Le nettoyage sur le serveur d’archivage n’était pas suffisant, il fallait libérer de la place sur la partition. La solution qui vient en tête est d’agrandir la partition. Je ne souhaitais pas agrandir la partition. J’ai donc fait un truc tout simple : Déplacer un fichier journal et faire un lien symbolique vers celui-ci. Postgres est reparti et j’ai lancé un « CHECKPOINT » immédiatement ce qui a libéré de la place. Ensuite il faut penser à supprimer le fichier car Postgres a juste supprimé le lien.
C’est plus rapide à mettre en place que d’agrandir la partition.

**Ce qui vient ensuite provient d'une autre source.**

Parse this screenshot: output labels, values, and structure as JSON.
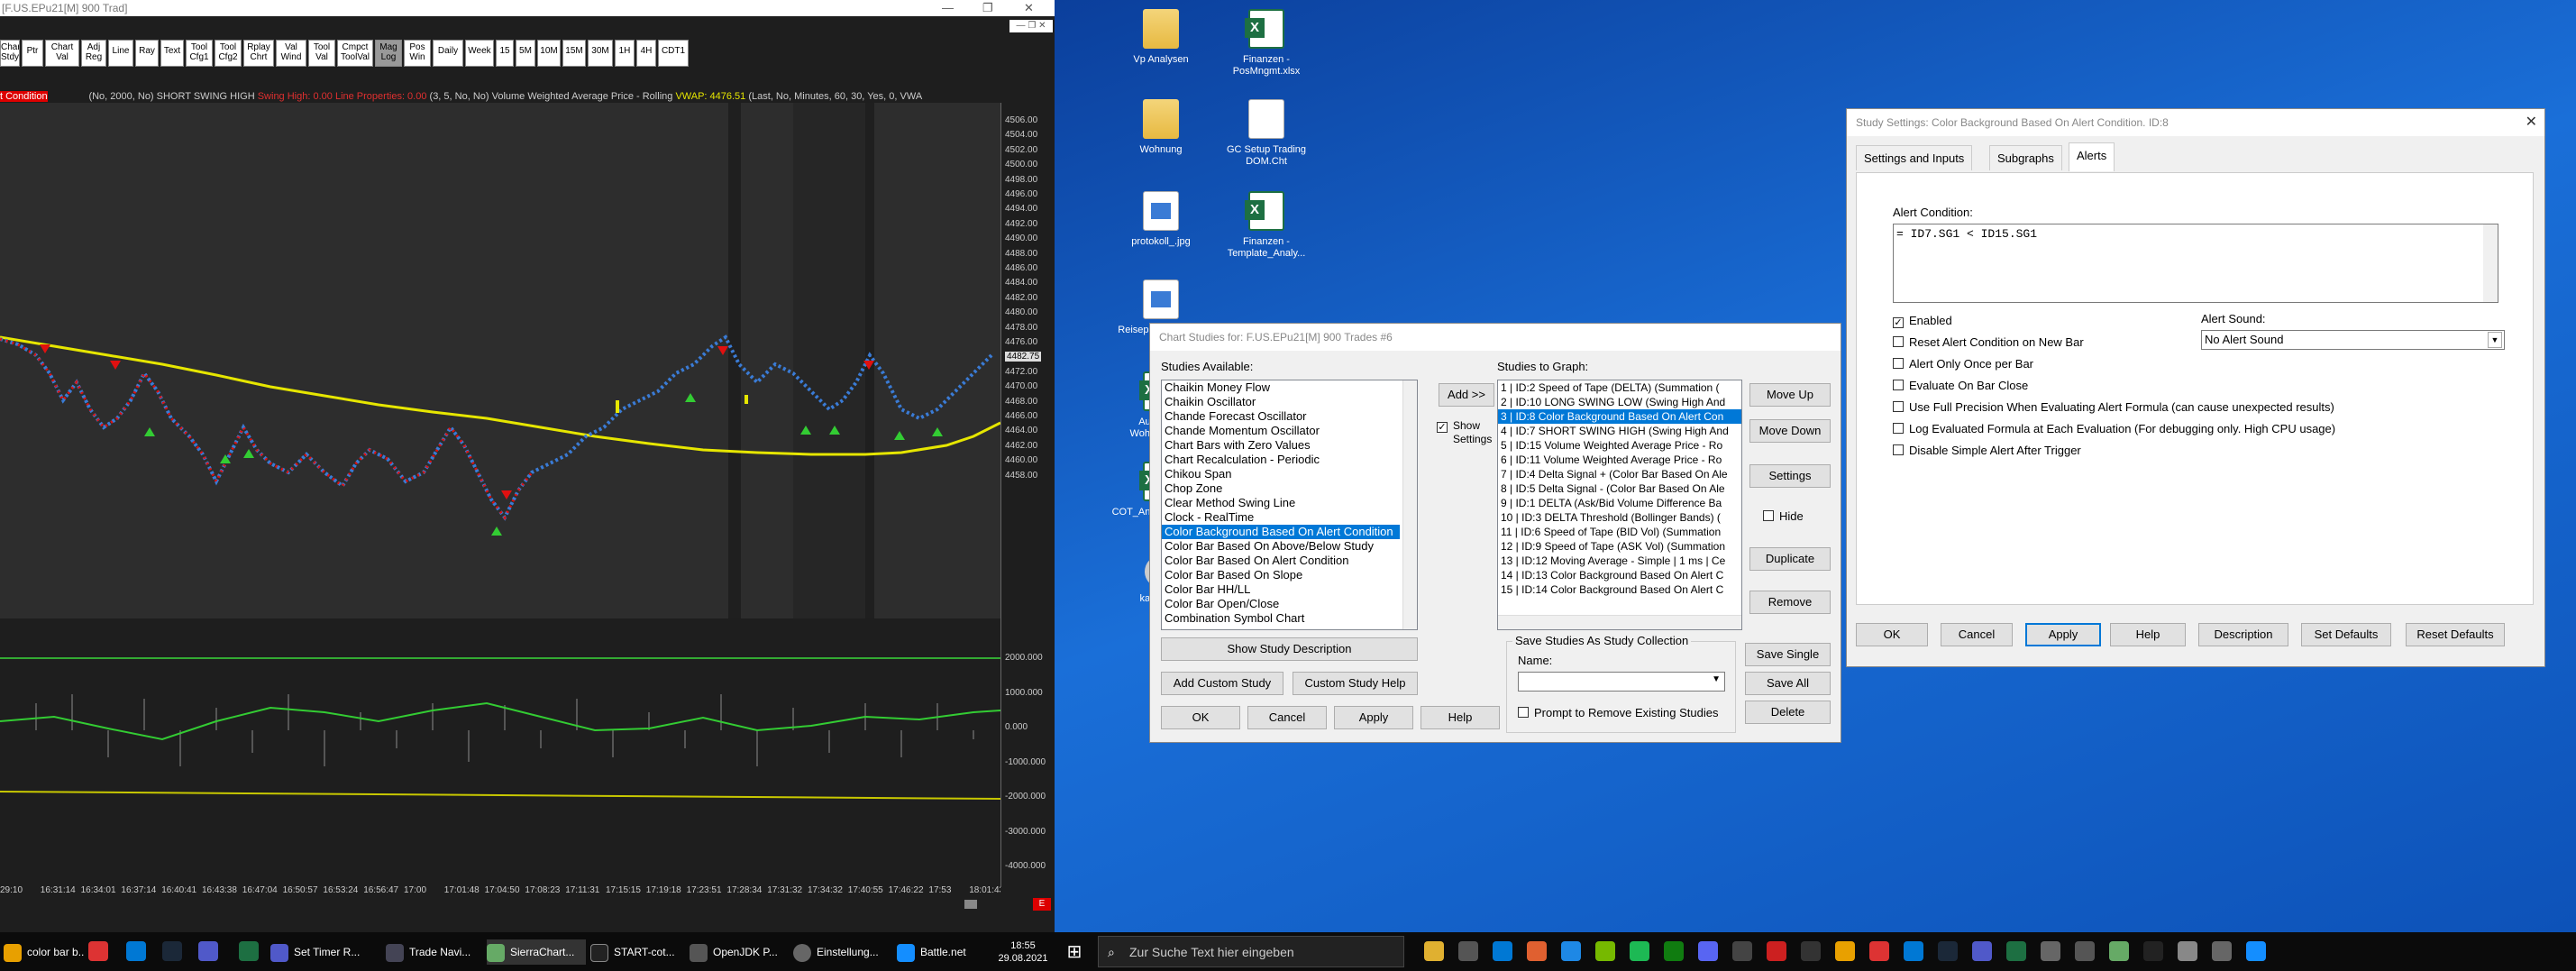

En fouillant sur google je suis tombé sur ce site :
Solving pg_xlog out of disk space problem on Postgres

L’auteur nous donne une astuce toute simple : Créer un fichier plein de vide. Si un jour la partition est pleine il suffit de le supprimer pour faire repartir l’instance :

 dd if=/dev/zero of=DO_NOT_MOVE_THIS_FILE bs=1MB count=100

Bilan : Il faut bien penser à superviser l’archivage de Postgres!